Guiding Understanding via Information from Digital Environments (GeniGUIDE)

Lead Staff:
Karen Mutch-Jones
Project Staff:
Santiago Gasca

Summary

SEEC’s process evaluation focuses on teacher plans, concerns, and instructional needs. These are continuously shared with the project team, from Concord Consortium, so that decisions for improving the digital game (Geniventure), teacher professional development and instructional materials are evidence-based. As the project matured, the evaluators have also embarked on a teacher implementation study. It focuses on how the structure of Geniventure, and associated teaching materials, enable teachers to instruct with an immersive game.

Research Activity

Geniventure is designed so that students will enter an iterative learning cycle, where they explore concepts, puzzle through challenges, and struggle through confusion in the process of developing an understanding of the big ideas in protein synthesis and genetics. Thus, Geniventure is characteristic of an immersive digital game, setting it apart from those that are brief, didactic, and focus on narrow skills (Takeuchi & Vaala, 2014; Gee, 2013; McClarity et al., 2012). Given this expectation, SEEC’s data collection focused on how the structure of Geniventure, and associated teaching materials, enabled teachers to instruct with the game, as opposed to pulling students out of it to provide a more traditional, teacher-centric learning experience. We also utilized an orchestration framework to investigate the instructional decisions that teachers made during implementation (Dillenbourg, 2013; Tchounikine, 2013).

Data for this implementation study were collected via pre-implementation surveys, classroom observations, and post-implementation teacher interviews. In addition, we collected both teacher and student artifacts (e.g., lessons, teacher-designed instructional materials, student work).
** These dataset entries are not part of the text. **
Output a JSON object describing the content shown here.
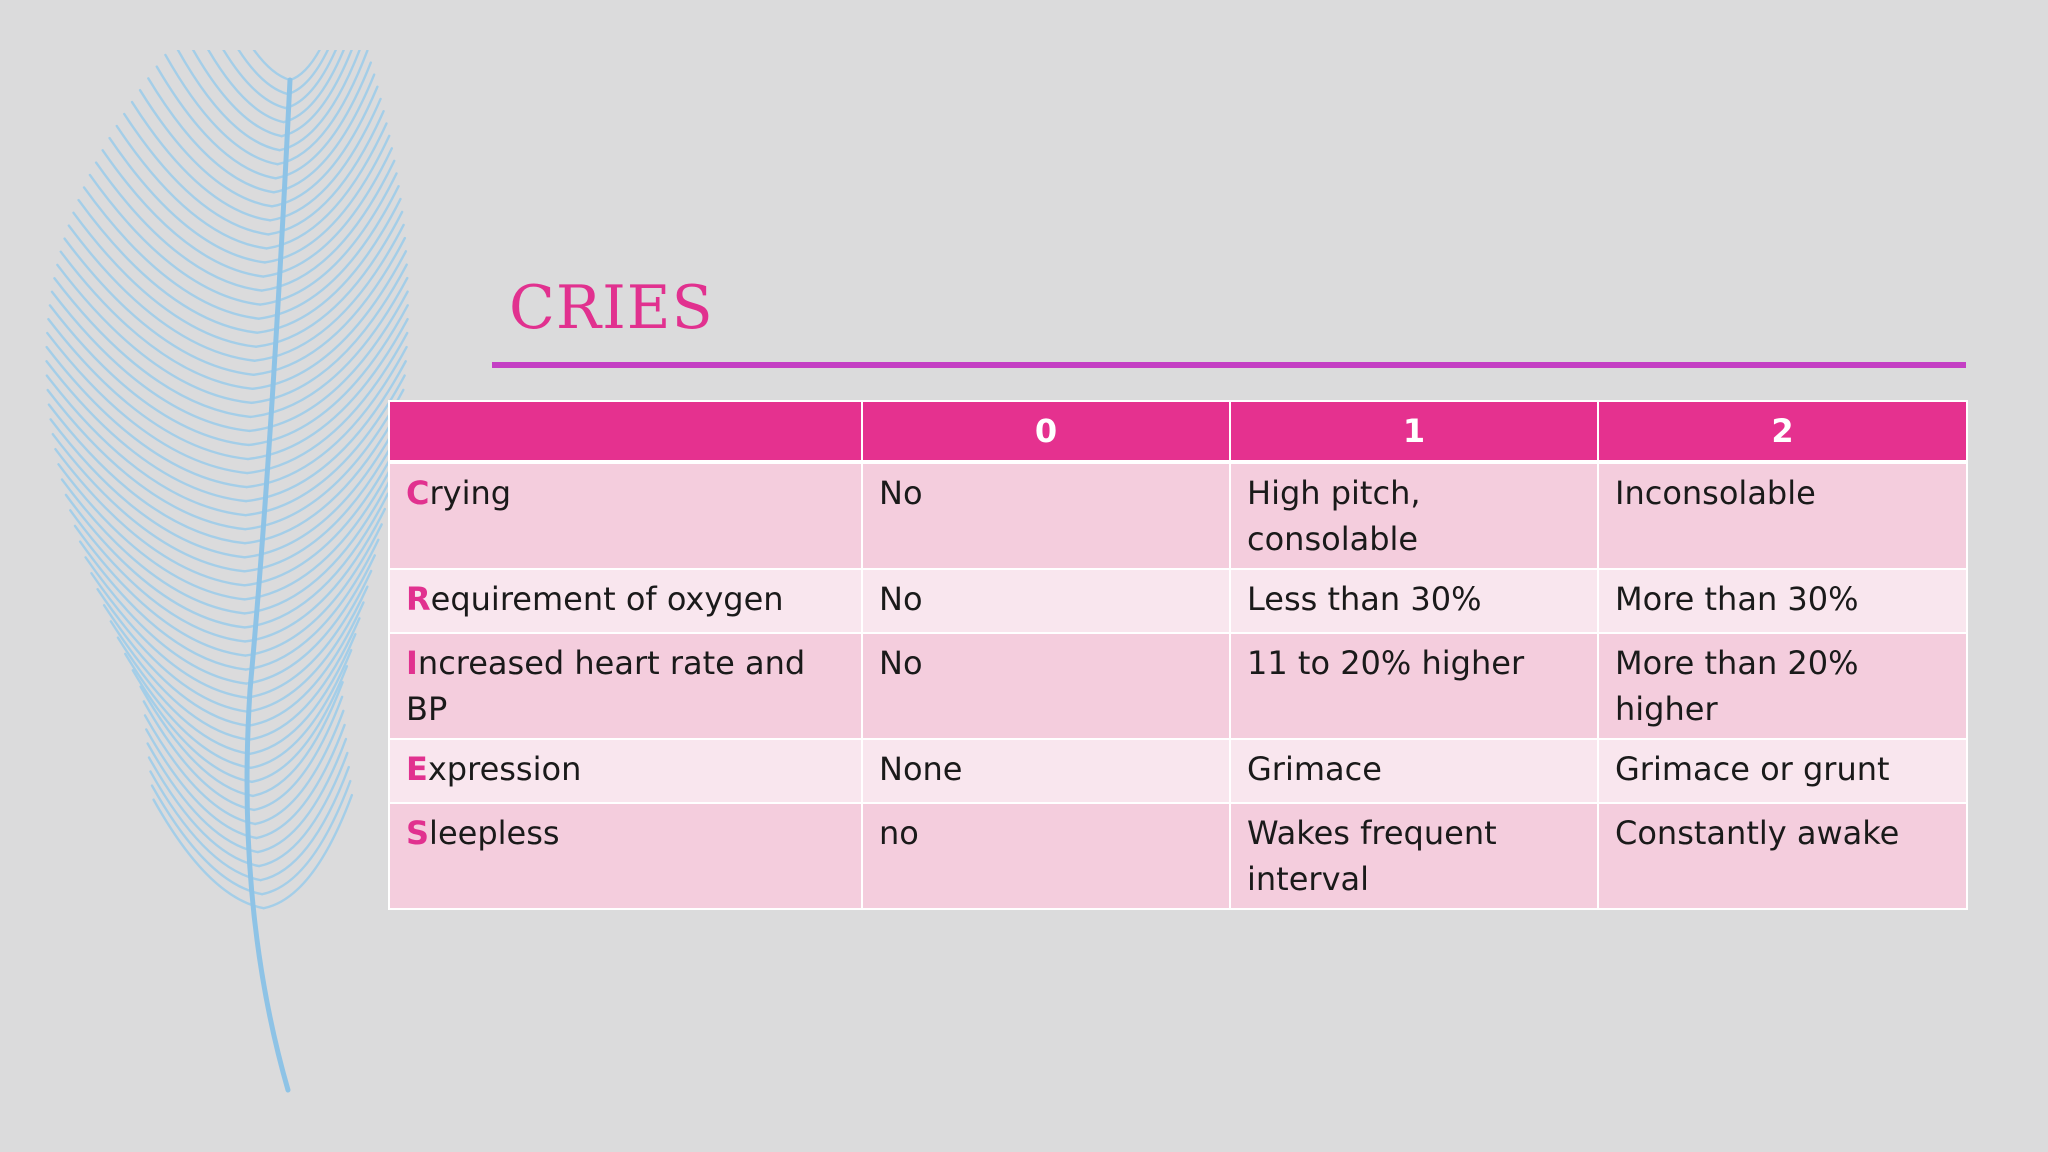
{
  "slide": {
    "title": "CRIES"
  },
  "table": {
    "headers": [
      "",
      "0",
      "1",
      "2"
    ],
    "rows": [
      {
        "initial": "C",
        "rest": "rying",
        "score0": "No",
        "score1": "High pitch, consolable",
        "score2": "Inconsolable"
      },
      {
        "initial": "R",
        "rest": "equirement of oxygen",
        "score0": "No",
        "score1": "Less than 30%",
        "score2": "More than 30%"
      },
      {
        "initial": "I",
        "rest": "ncreased heart rate and BP",
        "score0": "No",
        "score1": "11 to 20% higher",
        "score2": "More than 20% higher"
      },
      {
        "initial": "E",
        "rest": "xpression",
        "score0": "None",
        "score1": "Grimace",
        "score2": "Grimace or grunt"
      },
      {
        "initial": "S",
        "rest": "leepless",
        "score0": "no",
        "score1": "Wakes frequent interval",
        "score2": "Constantly awake"
      }
    ]
  },
  "colors": {
    "accent": "#e1318f",
    "header_bg": "#e5318f",
    "rule": "#c43fc4",
    "row_dark": "#f4cddd",
    "row_light": "#f9e6ee",
    "background": "#dbdbdc",
    "feather": "#9fcdea"
  },
  "decoration": {
    "background_icon": "feather-icon"
  }
}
Data collection concluded in May 2019, and we are in the early stages of analysis.

Initial Findings

Initial analyses suggest that the GeniGUIDE intervention (including the Geniventure game and dashboard, professional development, and instructional materials):

  • influenced teacher comfort with digital games and, over time, led to increased confidence;
  • supported teachers to expand and/or modify specific instructional strategies to enhance student game-play;
  • enabled teachers to make changes in their practice to leverage the affordances of a digital game (e.g., using Geniventure learning experiences as a reference point to support sense-making); and
  • informed teacher’s thinking about the structure and pacing of their biology curriculum.

We also identified external and game-based challenges that inhibited aspects of immersive game experience for some teachers. Further analyses are required to describe challenges accurately across school settings.